The maid locked the front door with trembling fingers and put a hand on her belly. “It’s alright, little one,” she whispered. “This is better.” She untied her apron and threw it on the floor.
She scurried up the stairs and found her little prince’s packed trunk at the end of his bed. With some effort, she managed to drag it to the top of the stairs. There was another rumbling, and the chandelier tinkled lightly as more plaster rained down. The maid gripped the banister and closed her eyes, listening to the distant destruction of an emptying city. “This is better,” she said again, then opened her eyes and glanced down the stairs where a large portrait of the man and little prince posed perfectly, with dirty blond hair and fair skin, and matching green eyes. Only the two of them in the picture. There were no portraits of her. There couldn’t be. Her prince, so lucky to look like his father and not her. “This is better.”
She carried the trunk down the stairs a few steps at a time, then brought it to the door and leaned it against the wall, panting slightly. She rubbed her belly again, then went to the drawing room to write up one more letter. She folded the paper and stuck it to the trunk, sighed, then stood in front of the fireplace and stared down at the cold charcoal pieces. She closed her eyes as the distant rumblings came ever closer.
“I can’t see you,” she said to the baby inside her. “No one can see you.” It would be the eyes, she knew. The devil was in the eyes.
She finally turned, then, and walked to the door. She felt the lock click and she stepped out into the cold in her bare feet and walked down the abandoned street. The door stayed wide open. No one would enter the manor. There was hardly anyone left, and none would care soon enough. The smog clung to her thin clothing as she walked, and walked past familiar houses, now unoccupied. She walked, tears blurring her eyes as the dark sky was occasionally lit with smoke and fire.
She walked, and soon, the cold wintry rains set in.
I sat on the moving train as the night scenery raced past, and impatiently withdrew the envelope from my pocket. I glanced around, but most of the people sitting near me were asleep or had their noses stuffed in a large newspaper.
The boy ripped open the top of the envelope, and two pieces fell out.
In the unfortunate circumstances of the moment, the white paper slid out at the moment the train bounced, and the paper slipped under the boy’s seat, where he missed it completely. All other occupants of the train, being otherwise engaged, took no notice of the stray paper. In fact, it would not be found until some weeks later, when an elderly cleaning man sweeping through the empty train would pick it up with other discarded newspapers and garbage. He, of course, took no notice of the significance of the paper, and stuffed it in the trash alongside the newspaper carrying, on it’s ninth page, a short, typed article about a pregnant maid.

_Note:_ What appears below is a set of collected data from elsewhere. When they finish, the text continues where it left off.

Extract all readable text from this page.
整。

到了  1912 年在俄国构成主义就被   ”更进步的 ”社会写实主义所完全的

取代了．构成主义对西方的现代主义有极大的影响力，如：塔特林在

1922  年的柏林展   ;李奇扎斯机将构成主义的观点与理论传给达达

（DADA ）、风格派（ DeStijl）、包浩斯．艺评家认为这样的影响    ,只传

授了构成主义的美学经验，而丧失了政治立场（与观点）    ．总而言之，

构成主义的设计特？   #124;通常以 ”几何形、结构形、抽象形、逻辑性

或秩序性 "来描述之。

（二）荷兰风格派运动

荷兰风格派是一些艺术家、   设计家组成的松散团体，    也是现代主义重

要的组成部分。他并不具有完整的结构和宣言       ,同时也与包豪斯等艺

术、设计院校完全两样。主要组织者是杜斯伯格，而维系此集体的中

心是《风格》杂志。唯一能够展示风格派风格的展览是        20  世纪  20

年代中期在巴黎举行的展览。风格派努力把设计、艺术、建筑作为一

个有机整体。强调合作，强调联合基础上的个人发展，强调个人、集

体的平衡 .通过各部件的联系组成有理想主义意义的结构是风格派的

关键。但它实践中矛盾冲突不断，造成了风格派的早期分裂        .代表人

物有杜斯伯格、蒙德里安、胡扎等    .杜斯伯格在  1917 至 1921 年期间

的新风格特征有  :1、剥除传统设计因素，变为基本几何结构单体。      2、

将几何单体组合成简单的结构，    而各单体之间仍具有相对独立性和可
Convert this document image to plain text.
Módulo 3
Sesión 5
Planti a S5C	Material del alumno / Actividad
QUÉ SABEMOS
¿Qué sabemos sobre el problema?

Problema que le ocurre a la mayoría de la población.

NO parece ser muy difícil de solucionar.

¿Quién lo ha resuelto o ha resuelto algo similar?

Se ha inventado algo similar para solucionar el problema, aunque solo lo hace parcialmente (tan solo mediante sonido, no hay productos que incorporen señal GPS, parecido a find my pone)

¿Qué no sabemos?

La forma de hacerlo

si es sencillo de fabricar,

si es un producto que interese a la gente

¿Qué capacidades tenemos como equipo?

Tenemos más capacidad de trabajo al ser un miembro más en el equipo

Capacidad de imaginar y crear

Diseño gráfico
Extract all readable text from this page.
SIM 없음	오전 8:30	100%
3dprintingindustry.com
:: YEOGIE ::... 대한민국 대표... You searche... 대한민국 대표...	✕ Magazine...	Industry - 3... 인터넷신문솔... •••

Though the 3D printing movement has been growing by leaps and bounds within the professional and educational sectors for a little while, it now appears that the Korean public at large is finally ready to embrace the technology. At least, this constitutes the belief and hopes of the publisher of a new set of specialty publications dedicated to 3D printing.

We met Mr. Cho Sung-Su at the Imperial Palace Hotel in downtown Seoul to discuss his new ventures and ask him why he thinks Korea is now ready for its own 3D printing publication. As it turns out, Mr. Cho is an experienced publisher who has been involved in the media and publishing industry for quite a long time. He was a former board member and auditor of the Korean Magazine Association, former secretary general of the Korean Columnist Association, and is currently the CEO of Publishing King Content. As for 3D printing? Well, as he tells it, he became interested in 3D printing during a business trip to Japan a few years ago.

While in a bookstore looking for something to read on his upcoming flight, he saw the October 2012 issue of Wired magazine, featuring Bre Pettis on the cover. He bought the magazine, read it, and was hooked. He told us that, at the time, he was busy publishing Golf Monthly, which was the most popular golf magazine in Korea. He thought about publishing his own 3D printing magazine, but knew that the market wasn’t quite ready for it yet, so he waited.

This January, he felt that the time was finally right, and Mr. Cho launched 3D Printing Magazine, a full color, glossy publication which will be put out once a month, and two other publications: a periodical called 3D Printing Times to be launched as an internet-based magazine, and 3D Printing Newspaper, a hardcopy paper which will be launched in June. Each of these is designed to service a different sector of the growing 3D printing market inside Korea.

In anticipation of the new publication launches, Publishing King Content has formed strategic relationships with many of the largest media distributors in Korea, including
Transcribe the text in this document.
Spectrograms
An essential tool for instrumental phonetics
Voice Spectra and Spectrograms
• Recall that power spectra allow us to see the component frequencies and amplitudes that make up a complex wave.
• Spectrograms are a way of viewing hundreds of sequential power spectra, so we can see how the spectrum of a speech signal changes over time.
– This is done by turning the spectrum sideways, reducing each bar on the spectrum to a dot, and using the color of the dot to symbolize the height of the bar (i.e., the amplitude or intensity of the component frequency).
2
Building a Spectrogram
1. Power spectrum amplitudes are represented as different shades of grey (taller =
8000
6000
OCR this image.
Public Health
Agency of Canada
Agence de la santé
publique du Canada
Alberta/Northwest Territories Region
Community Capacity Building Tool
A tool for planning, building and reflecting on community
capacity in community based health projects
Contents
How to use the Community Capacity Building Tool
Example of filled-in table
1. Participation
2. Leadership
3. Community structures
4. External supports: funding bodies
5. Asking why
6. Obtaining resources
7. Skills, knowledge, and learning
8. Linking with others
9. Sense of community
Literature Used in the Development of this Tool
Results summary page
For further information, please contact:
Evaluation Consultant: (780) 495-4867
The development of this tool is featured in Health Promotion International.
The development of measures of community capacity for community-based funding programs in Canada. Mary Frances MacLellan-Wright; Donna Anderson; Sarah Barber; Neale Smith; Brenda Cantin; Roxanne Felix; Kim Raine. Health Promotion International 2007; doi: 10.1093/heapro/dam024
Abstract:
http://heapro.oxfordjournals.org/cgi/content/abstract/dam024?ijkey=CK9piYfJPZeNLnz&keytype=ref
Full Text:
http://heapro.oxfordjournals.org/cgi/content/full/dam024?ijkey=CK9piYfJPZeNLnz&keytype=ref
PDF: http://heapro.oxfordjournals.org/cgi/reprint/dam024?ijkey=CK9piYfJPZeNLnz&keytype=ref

The second paper, the yellow one, remained inside the envelope.
The boy glanced within and removed the yellow paper.
I took the yellow paper in my hands and stared.
It had been cut into the shape of a paper crown. Mother and I used to make them all the time.
I unfolded it with a smile and placed it over my head. It was a little snug. I glanced curiously in the envelope again, but that was all she’d left me.
I wonder why she told me not to open it, I thought curiously, then rubbed my eyes and drifted to sleep as the train clattered on down the tracks.